Philip Lieberman, Human Language and our Reptilian Brain: The Subcortical Bases of Speech, Syntax, and Thought. Harvard University Press, Cambridge, Mass, 2000.

James R Hurford,
Language Evolution and Computation Research Unit,
Linguistics Department, University of Edinburgh

(This review appeared in Quarterly Review of Biology, 76,3 p.383, September, 2001).

This is Philip Lieberman's fifth book on the evolution of language. Inevitably, it echoes many of the messages of the earlier books, especially the emphasis on the evolution of speech as holding the key to the evolution of language as a whole, and a concomitant opposition to the dominant Chomskyan paradigm, which sees syntax as central to language. The book is approachably written. No reader could be unclear about Lieberman's main claims, crisply set out in his introduction. He argues that language is a learned skill, rather than an innate instinct. The human capacity for language is based on a ``functional language system'' (FLS), distributed across many subsystems of the brain, many of which link directly to the subcortical basal ganglia. Lieberman opposes a Fodorean modular view of human cognition and ``algorithmic'' accounts of human language capacities.
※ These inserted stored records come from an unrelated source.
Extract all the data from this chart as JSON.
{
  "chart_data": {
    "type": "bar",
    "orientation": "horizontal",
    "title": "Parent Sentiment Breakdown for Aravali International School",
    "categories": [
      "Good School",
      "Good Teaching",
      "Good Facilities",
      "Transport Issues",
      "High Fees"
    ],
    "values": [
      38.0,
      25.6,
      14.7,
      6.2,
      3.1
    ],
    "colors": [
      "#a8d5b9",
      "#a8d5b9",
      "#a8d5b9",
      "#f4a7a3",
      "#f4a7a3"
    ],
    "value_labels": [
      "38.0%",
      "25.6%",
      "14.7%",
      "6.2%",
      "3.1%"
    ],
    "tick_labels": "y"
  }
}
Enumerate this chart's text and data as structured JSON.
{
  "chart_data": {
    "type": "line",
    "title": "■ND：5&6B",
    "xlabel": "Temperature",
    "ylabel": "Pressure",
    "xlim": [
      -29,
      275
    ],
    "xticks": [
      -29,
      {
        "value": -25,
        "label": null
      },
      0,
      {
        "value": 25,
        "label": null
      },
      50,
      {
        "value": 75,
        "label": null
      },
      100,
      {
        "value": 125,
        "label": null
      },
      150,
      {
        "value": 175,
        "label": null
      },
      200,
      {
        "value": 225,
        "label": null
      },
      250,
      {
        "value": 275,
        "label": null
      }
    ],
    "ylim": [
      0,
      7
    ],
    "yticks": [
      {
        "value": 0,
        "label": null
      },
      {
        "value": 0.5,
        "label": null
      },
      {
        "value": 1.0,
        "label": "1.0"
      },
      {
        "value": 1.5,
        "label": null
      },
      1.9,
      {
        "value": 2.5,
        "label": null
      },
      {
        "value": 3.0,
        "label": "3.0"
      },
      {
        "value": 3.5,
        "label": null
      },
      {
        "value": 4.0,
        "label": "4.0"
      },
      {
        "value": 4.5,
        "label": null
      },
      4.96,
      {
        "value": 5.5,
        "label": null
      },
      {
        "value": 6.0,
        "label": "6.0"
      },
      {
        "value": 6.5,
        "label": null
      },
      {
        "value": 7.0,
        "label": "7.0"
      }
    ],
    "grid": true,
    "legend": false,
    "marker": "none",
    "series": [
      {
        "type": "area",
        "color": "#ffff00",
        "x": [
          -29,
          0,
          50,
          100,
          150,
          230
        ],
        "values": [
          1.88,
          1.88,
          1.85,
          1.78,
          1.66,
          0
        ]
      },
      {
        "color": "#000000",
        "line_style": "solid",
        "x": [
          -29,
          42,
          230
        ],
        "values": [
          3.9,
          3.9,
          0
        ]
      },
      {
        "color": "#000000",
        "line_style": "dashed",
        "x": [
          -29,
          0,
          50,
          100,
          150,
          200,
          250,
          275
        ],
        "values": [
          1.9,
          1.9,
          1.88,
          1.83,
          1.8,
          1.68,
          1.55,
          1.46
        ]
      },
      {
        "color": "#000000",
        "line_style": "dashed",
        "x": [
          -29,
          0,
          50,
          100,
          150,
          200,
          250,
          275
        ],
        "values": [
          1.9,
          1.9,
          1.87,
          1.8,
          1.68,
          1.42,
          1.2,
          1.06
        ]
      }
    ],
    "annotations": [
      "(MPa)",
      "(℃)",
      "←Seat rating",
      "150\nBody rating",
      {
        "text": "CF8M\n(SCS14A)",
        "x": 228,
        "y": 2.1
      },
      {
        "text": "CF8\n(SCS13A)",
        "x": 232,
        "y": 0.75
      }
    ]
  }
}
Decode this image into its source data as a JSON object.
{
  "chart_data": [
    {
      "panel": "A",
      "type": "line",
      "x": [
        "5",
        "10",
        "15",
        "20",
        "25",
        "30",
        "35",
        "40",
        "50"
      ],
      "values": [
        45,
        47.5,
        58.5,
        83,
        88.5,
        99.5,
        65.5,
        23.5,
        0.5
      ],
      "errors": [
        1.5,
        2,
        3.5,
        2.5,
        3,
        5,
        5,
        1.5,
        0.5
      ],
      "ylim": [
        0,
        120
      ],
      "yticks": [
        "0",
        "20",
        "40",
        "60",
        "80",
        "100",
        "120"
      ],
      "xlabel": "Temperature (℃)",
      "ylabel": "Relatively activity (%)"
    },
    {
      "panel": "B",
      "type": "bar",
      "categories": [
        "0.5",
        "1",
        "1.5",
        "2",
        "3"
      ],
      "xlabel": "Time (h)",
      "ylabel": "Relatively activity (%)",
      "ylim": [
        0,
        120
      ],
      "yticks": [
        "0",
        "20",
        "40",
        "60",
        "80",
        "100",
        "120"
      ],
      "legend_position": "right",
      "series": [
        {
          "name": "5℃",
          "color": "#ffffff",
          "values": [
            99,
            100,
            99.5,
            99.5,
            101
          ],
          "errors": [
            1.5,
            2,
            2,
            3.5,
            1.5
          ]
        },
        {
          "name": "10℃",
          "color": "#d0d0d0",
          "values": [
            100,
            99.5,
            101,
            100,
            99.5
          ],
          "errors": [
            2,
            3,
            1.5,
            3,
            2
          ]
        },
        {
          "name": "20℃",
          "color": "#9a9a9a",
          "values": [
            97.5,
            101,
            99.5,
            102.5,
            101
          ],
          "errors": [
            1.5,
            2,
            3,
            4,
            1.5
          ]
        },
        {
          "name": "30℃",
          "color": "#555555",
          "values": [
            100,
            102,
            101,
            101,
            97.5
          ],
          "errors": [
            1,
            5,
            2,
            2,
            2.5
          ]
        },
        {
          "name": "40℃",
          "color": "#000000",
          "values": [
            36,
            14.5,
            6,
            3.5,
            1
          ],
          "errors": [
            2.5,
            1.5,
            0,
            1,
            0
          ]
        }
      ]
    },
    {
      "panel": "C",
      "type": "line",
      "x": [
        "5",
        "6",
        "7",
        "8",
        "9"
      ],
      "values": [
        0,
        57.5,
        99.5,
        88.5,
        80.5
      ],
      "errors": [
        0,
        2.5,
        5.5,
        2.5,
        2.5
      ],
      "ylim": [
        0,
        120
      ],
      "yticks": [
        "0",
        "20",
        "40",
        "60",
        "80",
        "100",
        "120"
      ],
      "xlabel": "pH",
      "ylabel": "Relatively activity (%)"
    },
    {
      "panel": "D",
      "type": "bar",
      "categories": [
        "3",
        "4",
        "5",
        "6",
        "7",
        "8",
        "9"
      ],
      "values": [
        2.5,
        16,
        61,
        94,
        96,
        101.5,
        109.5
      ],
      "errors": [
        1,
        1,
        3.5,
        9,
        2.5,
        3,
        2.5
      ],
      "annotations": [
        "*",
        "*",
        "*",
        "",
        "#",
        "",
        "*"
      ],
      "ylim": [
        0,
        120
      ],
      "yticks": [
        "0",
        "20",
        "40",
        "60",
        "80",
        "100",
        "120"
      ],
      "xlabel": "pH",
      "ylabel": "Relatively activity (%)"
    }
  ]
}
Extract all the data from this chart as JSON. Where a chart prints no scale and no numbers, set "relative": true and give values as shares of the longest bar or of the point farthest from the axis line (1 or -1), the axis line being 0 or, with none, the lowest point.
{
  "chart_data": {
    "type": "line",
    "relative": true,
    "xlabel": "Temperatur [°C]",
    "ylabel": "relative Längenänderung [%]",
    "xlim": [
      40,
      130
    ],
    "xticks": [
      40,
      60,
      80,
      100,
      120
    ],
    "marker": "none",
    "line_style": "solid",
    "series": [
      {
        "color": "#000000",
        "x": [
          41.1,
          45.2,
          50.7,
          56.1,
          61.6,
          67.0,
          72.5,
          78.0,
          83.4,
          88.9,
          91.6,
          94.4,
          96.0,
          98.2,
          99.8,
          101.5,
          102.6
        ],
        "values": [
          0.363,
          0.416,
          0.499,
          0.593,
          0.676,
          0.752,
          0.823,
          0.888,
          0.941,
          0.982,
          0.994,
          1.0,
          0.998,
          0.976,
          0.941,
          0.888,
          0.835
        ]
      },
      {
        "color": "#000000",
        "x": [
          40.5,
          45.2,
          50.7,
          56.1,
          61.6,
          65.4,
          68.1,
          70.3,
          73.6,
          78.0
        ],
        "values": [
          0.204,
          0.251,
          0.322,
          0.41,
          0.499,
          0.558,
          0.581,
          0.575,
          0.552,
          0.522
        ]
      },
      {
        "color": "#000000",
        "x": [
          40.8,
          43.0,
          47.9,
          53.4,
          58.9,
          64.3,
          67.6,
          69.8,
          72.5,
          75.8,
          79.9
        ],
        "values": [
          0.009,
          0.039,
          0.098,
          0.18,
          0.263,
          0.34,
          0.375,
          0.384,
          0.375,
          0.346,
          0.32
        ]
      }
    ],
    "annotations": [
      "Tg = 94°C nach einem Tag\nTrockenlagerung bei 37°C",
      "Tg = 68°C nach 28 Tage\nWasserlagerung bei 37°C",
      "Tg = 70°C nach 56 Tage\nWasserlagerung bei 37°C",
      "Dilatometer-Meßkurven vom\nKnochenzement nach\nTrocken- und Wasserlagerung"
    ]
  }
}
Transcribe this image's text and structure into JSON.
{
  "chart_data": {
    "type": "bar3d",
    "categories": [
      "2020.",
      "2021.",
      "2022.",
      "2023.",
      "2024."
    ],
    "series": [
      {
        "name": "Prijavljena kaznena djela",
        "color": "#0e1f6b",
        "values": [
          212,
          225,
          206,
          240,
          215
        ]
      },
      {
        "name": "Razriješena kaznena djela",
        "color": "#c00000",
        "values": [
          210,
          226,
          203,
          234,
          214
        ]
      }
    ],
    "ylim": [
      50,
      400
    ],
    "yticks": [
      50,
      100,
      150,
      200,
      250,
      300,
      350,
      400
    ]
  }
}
To Lieberman, ``algorithmic'' seems to mean implemented by symbolic operations in a sequential machine: he does not discuss determinism or whether algorithms can be implemented in neural nets, though he seems to believe that they cannot.

After the introduction, Chapter 1 gives a readable and useful brief survey, for a relative layperson, of the basic architecture and functioning of the brain, along with an account of investigative procedures, including microelectrode studies with monkeys, modern scanning techniques with humans, and experiments of nature. Chapter 2 is a quick survey of fundamentals of speech production and perception, selected for their relevance to Lieberman's main theme, and pitched at a level of intermediate technicality; a scheme of representation in the brain common to both production and perception is emphasized. In Chapter 3, Lieberman ventures away from speech, to argue that lexical storage in the brain is integrated with non-linguistic knowledge, and in many areas outside the traditional ``language areas''. Chapter 4, the longest, surveys a wide range of neurological studies pointing to the crucial involvement of the subcortical basal ganglia in language processing; in this chapter, a reader may lose sight of the wood for the mass of trees. Chapter 5 speculates as to how the human functional language system could have evolved, after strongly critical sections on the speculations of others, especially evolutionary psychologists such as Tooby and Cosmides, and Chomskyans such as Bickerton and Pinker. In opposition to the former, Lieberman emphasizes the importance of finding neural mechanisms corresponding to proposed adaptive traits. In opposition to the Chomskyans, he proposes a gradual evolution of language capacity stretching over at least two million years (with roots orders of magnitude older) neurally integrated with nonlinguistic cognitive and motor capacities.

The book is mainly lively reading, citing a rich range of scientific literature. The strong polemical tone sometimes adopted is symptomatic of a schism in modern Linguistics which I hope can soon be resolved.